Stephen Dreyfuss : Les deux cas sont tout à fait différents. Le procès intenté par Maurice Hank Greenberg a pour sa part déjà eu lieu et est actuellement en délibéré en première instance. Le procès a eu lieu  devant une cour spéciale dédiée uniquement aux plaintes contre l'Etat américain. L'avocat de Greenberg est redoutable, c'est lui qui avait défendu Al Gore dans le comptage des élections en Floride face à Bush. Il a plaidé l'idée que comme les conditions de sauvetage offertes aux autres banques étaient meilleures, cela a causé du tort à Greenberg. Et la constitution estime que la protection que confère la loi doit être appliquée de manière égale entre les citoyens. Cela a d'ailleurs été raillé par l'opinion publique américaine et ce concept a été tourné en dérision avec l'expression "equal protection for billionaires". Par ailleurs, loi autorise le gouvernement américain à prêter de l'argent aux sociétés privées mais il existe un vide juridique quant à la prise d'intérêt. Sa plainte s'appuie donc sur le fait que Greenberg a été obligé de donner  80% des actions d'AIG pour n'en conserver que 20%. C'était la condition pour que le gouvernement accepte de prêter de l'argent à AIG. Le gouvernement était-il dans son droit en demandant des actions ? C'est à cette question que le juge devra répondre. S'il s'avère que le gouvernement n'était pas dans son droit, il pourrait être amené à devoir les rendre. 

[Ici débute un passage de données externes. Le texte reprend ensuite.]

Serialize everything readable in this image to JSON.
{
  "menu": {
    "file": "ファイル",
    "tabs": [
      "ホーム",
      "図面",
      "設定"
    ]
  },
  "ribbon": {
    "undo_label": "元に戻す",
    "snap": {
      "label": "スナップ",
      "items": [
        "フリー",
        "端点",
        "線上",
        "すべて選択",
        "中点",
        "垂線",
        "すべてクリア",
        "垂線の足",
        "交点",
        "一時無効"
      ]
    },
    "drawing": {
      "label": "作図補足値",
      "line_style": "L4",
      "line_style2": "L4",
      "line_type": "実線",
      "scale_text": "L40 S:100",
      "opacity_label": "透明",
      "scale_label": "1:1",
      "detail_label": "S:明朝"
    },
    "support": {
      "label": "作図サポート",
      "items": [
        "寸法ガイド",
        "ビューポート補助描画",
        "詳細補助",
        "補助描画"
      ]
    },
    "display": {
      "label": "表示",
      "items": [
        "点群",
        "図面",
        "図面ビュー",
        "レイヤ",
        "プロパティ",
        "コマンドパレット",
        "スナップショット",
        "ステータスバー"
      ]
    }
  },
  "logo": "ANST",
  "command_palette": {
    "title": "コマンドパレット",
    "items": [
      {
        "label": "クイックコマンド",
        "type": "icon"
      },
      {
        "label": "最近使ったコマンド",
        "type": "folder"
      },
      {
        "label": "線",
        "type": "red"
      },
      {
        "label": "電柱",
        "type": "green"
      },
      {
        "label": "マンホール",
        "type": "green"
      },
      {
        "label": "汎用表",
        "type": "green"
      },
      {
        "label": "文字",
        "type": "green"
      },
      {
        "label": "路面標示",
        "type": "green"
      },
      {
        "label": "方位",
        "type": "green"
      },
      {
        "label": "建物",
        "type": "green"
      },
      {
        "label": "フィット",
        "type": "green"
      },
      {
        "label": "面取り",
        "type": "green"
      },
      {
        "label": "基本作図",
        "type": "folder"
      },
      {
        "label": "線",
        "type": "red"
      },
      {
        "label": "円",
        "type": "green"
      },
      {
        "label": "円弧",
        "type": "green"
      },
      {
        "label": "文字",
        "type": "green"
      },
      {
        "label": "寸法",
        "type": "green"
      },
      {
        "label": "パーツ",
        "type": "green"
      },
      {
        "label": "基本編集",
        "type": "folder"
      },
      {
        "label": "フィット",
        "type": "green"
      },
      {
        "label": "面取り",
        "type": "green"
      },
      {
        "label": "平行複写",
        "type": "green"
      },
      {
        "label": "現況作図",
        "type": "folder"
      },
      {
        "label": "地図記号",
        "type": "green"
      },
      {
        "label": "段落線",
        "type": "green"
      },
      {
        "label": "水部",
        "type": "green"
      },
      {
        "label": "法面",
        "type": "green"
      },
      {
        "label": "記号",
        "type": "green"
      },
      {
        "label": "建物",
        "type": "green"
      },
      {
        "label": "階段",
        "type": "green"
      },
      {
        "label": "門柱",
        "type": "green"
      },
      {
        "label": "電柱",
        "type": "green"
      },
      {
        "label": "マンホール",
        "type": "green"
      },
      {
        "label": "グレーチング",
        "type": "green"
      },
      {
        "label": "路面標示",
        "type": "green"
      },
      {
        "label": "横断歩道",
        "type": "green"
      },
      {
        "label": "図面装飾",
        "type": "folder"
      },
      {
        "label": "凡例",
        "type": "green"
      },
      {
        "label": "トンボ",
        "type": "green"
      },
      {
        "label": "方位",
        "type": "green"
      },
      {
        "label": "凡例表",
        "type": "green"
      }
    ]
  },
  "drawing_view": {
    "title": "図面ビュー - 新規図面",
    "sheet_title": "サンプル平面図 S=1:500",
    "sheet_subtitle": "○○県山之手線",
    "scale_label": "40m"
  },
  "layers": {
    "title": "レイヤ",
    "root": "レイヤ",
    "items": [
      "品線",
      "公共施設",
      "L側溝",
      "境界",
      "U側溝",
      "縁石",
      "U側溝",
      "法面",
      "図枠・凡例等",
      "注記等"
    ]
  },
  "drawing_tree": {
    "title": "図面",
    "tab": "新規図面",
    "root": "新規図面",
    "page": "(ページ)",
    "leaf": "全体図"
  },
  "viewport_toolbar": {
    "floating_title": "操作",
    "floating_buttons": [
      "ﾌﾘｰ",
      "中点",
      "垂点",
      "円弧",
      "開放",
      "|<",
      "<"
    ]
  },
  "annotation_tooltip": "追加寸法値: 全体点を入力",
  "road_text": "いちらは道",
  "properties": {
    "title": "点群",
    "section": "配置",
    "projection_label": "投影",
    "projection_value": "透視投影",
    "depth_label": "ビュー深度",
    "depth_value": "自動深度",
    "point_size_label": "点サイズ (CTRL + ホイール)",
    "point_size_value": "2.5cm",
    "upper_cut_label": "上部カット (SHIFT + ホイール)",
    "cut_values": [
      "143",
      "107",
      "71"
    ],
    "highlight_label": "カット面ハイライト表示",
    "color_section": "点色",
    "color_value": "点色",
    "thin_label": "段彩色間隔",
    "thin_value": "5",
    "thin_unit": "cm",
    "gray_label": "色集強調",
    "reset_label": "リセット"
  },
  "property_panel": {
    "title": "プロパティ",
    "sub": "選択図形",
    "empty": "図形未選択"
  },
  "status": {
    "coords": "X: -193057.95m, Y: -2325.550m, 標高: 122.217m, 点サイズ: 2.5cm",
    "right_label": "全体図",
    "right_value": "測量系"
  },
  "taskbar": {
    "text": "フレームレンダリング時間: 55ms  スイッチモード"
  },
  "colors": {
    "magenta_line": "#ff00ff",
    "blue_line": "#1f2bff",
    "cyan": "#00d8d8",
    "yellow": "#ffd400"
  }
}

Qu'en-t-il de cas de William Ackman ? Que reproche-t-il au gouvernement ?

Pour ce qui est du procès intenté par William Ackman, actionnaire de Freddie Mac et Fannie Mae, il n'a pas encore eu lieu et se déroulera d’ici la fin de l'année. Ces deux sociétés avaient au départ été créées par le gouvernement américain et étaient les garantes des hypothèques des ménages modestes. Etant donné que les qualifications des emprunteurs ont été faussées, ceux qui n'auraient pas du avoir d'hypothèques en ont obtenues. Cela servait les banquiers car en comptabilité, les prêts d'une banque figurent à son actif. C'est donc dans l'intérêt des banques de prêter de l'argent mais lorsqu'ils ne sont pas fondés, le prix à payer peut être cher. Et c'est d'ailleurs ce qui a provoqué la crise, il était évident que cette situation ne pouvait pas durer et que cela allait s'écrouler. C'est pour cette raison que le gouvernement a décidé de sauver Freddie et Fannie en 2008. A cette époque ils étaient face à deux possibilités. Soit le gouvernement nommait "un receveur" pour liquider la société au bénéfice unique des créanciers, ce qui signifie la faillite ; soit il conservait la société pour la remettre en état (le "conservership"). Le gouvernement en contre partie de ce sauvetage a privé Fannie et Freddie de tous leurs revenus. Les investisseurs n'ont à partir de ce moment là plus tiré aucun bénéfice. Ainsi, alors que Freddie et Fannie éraient devenus les seuls prêteurs en raison de la réticence des autres banques, le gouvernement a conservé les intérêts de ces prêts. Ackman et les autres actionnaires considèrent que ces revenus devraient leur revenir.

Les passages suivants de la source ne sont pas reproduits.